I am trying to figure out if it is possible, and acceptable, to fit two models using the same outcome variable, with one shared parameter.
If I understand correctly, the problem would that keeping the two likelihoods independent of each other would bias the log likelihood, is that right?
If the assumption of the model is that some of the likelihood is explained by model A and some is explained by model B, I think some degree of mixing is required. Implementing both as if they were independent likelihoods but using the same data twice would only tell you how well they individually explain the same data – that is, there wouldn’t be anything joint about it. However, in your second formulation, it looks like there is a hard assumption that they equally contribute to the explanation of the data, which may not be the case. I am not an expert by any means in model weighting in this way, but I would think that the degree to which each models is an individually contributing explanatory entity for the same data would, itself, be a free parameter of the model over which you have some prior assumption. In this case, you would maybe have a (0,1) uniform prior, or a beta distribution with whatever shape you assume the prior should have (such as alpha = beta > 1 for an expectation value of 0.5). I am hopefully drawing some attention to your question so that someone more senior than myself can answer, but this is my intuition about your question.
What you’re saying about the mixture model is what I was also thinking, and depending on the goal of the model I agree it would typically be good to treat the mixture ratio as a parameter.

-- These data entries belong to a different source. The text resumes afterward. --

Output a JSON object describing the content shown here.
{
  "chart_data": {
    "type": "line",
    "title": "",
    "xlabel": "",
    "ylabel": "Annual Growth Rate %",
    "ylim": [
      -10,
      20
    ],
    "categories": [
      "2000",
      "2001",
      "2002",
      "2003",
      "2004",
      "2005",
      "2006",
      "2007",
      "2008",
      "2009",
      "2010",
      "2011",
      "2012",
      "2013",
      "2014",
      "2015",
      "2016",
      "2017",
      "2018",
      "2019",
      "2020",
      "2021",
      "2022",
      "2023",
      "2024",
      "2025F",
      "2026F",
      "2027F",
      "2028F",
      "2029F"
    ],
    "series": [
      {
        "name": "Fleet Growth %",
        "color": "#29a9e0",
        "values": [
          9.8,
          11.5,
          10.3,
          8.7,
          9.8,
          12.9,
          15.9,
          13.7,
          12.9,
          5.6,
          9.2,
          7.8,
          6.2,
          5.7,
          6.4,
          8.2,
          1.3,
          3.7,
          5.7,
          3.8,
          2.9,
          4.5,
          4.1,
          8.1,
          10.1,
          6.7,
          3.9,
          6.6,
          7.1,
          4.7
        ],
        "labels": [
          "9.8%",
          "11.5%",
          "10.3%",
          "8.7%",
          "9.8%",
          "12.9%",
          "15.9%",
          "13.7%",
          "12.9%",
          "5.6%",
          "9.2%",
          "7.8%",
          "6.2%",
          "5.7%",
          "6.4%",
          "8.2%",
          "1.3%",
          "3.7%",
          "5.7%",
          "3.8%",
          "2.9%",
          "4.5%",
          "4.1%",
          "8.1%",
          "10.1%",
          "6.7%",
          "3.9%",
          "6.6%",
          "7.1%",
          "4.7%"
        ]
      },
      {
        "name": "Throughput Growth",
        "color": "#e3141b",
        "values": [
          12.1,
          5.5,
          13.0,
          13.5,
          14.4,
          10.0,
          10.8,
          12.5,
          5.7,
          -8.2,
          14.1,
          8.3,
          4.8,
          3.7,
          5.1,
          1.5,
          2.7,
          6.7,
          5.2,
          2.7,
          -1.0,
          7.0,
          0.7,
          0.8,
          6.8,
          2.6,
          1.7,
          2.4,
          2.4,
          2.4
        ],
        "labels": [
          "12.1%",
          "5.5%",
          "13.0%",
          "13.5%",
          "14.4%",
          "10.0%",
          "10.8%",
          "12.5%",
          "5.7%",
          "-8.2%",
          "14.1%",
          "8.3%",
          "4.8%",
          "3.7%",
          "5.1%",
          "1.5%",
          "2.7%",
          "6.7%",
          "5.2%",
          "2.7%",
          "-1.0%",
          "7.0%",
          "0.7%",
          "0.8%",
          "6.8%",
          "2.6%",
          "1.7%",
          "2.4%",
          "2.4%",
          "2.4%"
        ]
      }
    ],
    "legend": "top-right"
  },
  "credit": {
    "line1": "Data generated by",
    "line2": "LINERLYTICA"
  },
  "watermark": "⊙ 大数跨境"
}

I’m interested in what you’re saying about using the 2 models independently.
That would indeed not make them joint, but in fact that is actually what I need for the model I am working on.
That a parameter is a correction for false negative results, and theta is the “true proportion” that must be used to correctly estimate a. That a is then used to get an unbiased estimate of mu (a regression component in my model). The problem is that when I do this in a mixture model approach, a is not estimated correctly because of unidentifiability with mu.
For that reason I kept the two models separate, but I was told that this violates the basic statistical assumption that a variable should not be used more than once as an outcome variable in the same model, or even in two separately fit models.
But based on what you’re saying, am I understanding correctly that you believe this is actually not a problematic to do, if that is what is required to correctly model the data?
I think it instantiates your evidence twice, which is not strictly kosher, and will probably make model comparison impossible, but since they don’t interact in any way, I don’t know that it should harm the recoverability of either parameter. Afterall, you’re just adding their marginal posterior densities together to drive the model forward. But if you need them fitted separately, I don’t really see a reason, prima facie, to run them in one model instead of as two completely separate programs.
That’s what I was thinking, yes. Problem is I am having trouble convincing a reviewer of this, and I’m looking for a way to properly argue it, if it is indeed ok to do this.
Brief addition/clarification: the model includes another variable that informs theta. Theta should be treated as a well-informed parameter, while mu is a regression component with coefficients that need to be estimated.